A apresentação do Poeta é feita por ele mesmo, em texto de 1967.
Completo-a com uma cronologia, para a qual, além de dados ali
colhidos, me valho de anotações minhas e, principalmente, da
“Autobiobibliografia” de Maria Braga Horta. (Já que cito esse texto,
recordo aqui a passagem em que a Autora expressa antipatia pela
palavra “poetisa”. Mais de um leitor o interpretou como adesão ao
vezo “moderno” de aplicar às mulheres que escrevem poesia o nome de
poeta, no que formalmente os confirma a entrevista a Danilo Gomes,
repetida no fim deste volume. Contudo, se bem me lembro, também não
lhe agradava este vocábulo.)
O volume dos versos deixados por Anderson é maior que o dos de sua
esposa. São eles, porém, de qualidade mais desigual, o que me impôs
a difícil e penosa tarefa de cortar, a bem de uma certa
homogeneidade. Eliminei composições do namoro e noivado, poemas
dedicados à família, os versos de motivação cívica e outras peças
(quase todas da última fase) em que o circunstancial me pareceu
menos capaz de despertar o interesse do leitor desvinculado.

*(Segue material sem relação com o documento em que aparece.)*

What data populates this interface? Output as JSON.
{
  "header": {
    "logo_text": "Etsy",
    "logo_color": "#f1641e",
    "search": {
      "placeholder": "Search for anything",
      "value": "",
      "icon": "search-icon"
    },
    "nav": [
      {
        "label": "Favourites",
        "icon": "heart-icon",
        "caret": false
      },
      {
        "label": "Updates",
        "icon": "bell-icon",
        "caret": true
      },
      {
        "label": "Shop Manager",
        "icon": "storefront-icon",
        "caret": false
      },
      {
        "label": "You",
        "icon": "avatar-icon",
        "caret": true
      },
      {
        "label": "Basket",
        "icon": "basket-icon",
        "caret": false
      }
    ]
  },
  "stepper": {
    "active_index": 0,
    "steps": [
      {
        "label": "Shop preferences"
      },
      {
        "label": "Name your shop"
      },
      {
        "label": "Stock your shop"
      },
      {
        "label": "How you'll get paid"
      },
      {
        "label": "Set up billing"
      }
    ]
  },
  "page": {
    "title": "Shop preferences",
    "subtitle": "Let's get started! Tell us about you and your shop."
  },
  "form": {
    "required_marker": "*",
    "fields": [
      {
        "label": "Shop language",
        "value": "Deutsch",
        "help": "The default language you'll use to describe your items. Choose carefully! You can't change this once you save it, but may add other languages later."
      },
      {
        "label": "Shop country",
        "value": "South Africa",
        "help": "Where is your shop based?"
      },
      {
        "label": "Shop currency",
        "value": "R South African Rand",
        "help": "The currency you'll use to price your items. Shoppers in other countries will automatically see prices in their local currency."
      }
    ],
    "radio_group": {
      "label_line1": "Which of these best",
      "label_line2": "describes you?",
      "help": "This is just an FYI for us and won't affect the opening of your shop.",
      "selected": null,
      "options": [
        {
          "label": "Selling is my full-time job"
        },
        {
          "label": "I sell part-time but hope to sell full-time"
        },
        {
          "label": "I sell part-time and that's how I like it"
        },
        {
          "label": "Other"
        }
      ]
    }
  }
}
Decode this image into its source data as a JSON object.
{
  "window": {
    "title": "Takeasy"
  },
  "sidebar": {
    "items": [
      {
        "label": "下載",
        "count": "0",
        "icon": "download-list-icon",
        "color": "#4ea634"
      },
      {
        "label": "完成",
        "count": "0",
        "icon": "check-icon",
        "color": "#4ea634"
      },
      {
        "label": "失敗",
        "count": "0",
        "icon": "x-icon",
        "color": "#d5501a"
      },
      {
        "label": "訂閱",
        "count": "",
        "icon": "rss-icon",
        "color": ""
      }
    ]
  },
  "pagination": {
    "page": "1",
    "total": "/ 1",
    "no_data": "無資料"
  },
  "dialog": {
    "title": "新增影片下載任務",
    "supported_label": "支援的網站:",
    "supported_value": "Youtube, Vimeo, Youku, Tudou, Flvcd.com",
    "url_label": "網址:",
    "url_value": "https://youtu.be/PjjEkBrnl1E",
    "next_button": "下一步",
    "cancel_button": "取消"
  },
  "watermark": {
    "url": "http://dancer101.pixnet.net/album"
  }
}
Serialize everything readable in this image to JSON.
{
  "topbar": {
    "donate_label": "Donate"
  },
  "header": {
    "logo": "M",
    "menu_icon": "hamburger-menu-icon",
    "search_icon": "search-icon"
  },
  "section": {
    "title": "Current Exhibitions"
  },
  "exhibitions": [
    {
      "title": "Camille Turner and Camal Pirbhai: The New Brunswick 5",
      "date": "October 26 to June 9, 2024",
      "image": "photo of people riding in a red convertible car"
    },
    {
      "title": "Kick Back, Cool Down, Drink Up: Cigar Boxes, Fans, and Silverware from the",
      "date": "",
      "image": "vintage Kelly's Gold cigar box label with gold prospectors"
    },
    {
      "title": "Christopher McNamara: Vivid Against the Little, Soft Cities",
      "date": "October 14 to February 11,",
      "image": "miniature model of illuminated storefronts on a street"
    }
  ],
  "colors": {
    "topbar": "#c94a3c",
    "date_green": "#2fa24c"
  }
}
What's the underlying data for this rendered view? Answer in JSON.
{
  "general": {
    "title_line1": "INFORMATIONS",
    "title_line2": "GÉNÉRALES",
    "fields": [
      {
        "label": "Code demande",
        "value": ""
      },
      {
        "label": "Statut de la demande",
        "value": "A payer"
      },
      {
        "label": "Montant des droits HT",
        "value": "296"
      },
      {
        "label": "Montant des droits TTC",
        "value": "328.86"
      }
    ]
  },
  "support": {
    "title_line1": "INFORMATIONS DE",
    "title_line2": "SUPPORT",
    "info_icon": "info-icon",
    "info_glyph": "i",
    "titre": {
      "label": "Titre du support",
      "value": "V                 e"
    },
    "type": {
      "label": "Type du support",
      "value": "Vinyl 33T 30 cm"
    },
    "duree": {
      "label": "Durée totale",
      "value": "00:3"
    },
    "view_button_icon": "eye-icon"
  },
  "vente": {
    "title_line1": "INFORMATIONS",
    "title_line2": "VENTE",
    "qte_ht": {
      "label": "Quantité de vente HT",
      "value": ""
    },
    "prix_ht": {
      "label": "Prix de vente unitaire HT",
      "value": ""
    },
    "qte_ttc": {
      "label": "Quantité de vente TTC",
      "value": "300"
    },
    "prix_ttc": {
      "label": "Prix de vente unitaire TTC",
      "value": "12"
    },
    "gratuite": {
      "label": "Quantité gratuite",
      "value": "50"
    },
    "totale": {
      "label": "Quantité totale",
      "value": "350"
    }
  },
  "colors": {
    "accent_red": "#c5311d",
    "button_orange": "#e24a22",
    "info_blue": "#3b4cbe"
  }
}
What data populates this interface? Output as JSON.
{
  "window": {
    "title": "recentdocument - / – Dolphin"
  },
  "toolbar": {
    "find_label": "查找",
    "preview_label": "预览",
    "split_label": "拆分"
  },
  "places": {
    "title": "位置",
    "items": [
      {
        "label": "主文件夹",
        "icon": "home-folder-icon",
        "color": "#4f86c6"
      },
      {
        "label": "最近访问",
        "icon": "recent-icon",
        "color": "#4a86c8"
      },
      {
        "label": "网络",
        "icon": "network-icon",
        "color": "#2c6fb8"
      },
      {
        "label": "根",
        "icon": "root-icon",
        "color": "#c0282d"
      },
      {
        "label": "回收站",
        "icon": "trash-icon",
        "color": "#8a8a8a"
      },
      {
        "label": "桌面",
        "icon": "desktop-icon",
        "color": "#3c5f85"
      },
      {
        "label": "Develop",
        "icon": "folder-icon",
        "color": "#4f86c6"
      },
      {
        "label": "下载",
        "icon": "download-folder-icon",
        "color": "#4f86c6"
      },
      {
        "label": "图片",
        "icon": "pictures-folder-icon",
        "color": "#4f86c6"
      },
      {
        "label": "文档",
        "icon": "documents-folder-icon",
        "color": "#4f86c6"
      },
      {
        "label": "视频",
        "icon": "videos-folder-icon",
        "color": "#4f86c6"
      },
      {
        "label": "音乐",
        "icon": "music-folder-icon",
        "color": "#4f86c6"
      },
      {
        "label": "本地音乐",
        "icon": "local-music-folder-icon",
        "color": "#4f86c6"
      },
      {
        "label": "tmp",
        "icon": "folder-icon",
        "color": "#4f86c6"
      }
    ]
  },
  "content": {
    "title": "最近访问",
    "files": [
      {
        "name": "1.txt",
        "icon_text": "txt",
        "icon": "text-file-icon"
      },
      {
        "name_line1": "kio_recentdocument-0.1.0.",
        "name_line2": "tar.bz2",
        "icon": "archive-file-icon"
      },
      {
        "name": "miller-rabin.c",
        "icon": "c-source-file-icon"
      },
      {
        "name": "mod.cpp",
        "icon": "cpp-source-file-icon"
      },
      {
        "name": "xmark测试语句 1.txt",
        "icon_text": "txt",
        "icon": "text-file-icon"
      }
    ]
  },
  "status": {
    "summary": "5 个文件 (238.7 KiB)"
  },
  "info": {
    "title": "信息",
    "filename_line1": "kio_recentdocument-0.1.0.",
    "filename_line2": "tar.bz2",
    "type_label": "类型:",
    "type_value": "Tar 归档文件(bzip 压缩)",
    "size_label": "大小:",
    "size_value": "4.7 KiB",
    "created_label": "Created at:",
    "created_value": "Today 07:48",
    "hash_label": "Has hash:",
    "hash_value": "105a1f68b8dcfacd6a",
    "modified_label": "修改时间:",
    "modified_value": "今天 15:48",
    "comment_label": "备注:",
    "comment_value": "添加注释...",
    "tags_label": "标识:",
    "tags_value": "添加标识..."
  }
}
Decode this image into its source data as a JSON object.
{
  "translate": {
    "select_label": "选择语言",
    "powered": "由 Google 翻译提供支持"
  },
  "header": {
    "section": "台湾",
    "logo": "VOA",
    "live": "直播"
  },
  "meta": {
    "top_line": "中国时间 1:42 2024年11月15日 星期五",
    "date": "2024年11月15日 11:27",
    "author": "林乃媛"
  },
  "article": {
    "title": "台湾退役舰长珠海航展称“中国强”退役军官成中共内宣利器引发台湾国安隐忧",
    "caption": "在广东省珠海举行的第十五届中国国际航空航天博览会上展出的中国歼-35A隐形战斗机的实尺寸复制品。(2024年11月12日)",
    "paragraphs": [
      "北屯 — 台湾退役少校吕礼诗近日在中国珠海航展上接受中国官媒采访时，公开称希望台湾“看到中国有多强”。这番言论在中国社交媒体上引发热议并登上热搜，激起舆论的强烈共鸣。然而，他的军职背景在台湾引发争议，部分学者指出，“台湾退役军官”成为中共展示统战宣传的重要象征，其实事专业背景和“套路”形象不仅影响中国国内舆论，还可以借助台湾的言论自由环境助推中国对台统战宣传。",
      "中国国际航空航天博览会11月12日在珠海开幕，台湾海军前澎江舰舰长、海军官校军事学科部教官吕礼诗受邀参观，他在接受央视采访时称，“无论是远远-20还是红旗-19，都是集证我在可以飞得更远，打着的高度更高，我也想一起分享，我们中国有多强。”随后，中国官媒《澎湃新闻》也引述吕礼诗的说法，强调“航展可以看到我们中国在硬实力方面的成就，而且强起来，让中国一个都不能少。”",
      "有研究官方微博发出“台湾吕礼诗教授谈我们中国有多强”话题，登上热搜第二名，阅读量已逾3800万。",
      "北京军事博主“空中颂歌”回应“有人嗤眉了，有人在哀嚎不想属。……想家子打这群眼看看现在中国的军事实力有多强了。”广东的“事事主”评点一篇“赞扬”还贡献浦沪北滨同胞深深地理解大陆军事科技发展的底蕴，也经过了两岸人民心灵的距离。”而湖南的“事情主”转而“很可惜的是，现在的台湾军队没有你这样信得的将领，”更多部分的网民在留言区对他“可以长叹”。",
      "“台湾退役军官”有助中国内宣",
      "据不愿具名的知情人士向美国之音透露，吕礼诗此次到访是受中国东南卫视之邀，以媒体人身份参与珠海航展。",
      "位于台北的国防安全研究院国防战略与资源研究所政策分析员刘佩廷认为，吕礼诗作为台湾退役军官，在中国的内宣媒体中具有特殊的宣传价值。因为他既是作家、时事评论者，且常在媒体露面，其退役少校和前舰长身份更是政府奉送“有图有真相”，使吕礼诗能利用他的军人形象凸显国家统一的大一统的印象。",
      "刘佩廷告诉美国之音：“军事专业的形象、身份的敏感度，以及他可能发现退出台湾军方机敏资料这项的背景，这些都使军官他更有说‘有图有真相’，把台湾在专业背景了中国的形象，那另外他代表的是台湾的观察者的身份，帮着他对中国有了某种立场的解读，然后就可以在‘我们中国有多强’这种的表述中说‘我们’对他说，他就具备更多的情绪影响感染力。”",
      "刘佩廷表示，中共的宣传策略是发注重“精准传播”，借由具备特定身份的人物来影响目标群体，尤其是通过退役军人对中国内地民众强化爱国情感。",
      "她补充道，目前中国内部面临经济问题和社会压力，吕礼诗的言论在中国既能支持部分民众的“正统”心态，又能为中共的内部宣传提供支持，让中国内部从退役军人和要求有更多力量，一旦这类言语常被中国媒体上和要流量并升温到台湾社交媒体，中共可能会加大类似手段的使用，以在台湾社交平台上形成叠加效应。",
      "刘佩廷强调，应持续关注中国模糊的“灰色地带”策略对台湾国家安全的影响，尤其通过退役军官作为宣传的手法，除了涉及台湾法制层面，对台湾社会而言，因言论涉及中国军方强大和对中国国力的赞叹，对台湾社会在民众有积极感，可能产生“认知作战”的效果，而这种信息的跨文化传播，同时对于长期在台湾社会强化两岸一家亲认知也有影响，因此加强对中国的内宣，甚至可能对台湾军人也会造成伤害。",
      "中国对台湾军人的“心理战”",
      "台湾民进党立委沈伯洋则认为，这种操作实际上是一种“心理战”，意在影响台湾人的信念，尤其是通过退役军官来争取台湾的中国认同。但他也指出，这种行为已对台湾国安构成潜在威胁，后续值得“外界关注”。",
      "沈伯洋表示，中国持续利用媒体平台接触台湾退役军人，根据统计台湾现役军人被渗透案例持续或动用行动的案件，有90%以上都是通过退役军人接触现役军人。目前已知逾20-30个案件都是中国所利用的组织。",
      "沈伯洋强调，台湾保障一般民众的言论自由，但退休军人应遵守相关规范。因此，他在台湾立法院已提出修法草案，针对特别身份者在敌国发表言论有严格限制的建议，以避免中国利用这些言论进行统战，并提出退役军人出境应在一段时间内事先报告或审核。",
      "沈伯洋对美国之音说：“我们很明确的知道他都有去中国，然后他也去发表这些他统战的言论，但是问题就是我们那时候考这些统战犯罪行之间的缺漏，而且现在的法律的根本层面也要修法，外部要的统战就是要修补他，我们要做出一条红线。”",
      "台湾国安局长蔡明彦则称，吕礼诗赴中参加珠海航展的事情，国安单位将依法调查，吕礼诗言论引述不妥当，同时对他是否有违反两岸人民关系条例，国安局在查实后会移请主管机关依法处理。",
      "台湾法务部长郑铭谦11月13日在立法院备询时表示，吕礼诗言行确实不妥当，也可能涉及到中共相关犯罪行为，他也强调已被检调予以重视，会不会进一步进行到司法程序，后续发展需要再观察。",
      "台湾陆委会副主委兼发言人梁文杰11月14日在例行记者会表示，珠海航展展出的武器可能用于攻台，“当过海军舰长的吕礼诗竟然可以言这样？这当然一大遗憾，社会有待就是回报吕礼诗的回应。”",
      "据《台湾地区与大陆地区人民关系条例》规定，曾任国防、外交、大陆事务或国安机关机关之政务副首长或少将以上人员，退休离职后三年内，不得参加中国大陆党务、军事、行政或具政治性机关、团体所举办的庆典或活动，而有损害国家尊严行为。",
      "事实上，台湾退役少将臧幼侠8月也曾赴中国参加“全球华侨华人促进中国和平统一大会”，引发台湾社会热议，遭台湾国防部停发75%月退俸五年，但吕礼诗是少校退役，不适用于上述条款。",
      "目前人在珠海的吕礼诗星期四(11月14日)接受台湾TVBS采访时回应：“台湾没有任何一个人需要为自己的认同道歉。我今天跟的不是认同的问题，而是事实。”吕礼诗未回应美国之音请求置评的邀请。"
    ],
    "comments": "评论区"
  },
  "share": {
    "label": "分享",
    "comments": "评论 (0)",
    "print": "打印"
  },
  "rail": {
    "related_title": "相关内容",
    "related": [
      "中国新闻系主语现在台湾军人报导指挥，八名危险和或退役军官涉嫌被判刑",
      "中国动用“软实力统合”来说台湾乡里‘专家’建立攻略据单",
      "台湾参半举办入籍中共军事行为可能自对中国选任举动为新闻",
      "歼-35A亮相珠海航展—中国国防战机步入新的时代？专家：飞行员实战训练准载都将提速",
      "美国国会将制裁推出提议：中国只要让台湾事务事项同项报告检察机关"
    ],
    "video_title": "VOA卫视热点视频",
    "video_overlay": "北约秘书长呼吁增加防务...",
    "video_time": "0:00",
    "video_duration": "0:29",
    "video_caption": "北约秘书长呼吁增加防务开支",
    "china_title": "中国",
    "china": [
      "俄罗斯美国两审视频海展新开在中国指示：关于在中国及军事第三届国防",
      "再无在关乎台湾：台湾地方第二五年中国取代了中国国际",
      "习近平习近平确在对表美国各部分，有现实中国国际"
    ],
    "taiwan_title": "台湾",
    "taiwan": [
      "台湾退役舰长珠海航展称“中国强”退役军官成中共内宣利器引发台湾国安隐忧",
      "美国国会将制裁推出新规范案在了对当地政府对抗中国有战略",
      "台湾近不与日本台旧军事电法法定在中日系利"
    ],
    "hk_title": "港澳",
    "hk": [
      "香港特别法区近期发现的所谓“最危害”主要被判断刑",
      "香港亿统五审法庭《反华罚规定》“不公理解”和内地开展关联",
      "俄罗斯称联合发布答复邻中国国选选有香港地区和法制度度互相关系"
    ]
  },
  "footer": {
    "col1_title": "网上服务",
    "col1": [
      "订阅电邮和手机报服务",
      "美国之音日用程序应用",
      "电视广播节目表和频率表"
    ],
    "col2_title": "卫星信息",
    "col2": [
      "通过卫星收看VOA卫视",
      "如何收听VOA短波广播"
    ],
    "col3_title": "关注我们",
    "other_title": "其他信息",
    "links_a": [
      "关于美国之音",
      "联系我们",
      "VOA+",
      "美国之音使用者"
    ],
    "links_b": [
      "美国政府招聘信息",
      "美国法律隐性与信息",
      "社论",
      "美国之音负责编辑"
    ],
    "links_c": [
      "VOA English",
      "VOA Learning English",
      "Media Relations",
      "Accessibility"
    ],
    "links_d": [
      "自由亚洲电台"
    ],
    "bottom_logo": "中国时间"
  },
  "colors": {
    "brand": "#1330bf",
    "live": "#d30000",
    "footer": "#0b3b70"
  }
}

Na seriação das seções adotei o critério cronológico inverso. O
título geral, tirei-o da mais recente. São de minha responsabilidade
os títulos secionais. Em cada conjunto obedeci à seqüência normal,
de acordo com a data lançada pelo Autor ou presumível da ordem dos
poemas mais antigos nos cadernos manuscritos por ele deixados. A
seção que fecha o livro, todavia, preferi iniciá-la com alguns dos
sonetos de minha predileção, dentre os pertinentes.
A produção do Poeta se distribui por fases de intensa atividade,
separadas por longos períodos de silêncio. Dentre os metros da
tradição, o decassílabo é o de sua preferência. Alternou, desde
cedo, o verso medido com o verso livre.
Anderson foi sempre advogado e professor. Era homem de inteligência
vívida e muita leitura, com pendor para a oratória e bom
conversador. Bem-humorado, brincalhão, relacionava-se bem com o
gênero humano e revelava simpatia (correspondida) pelos animais.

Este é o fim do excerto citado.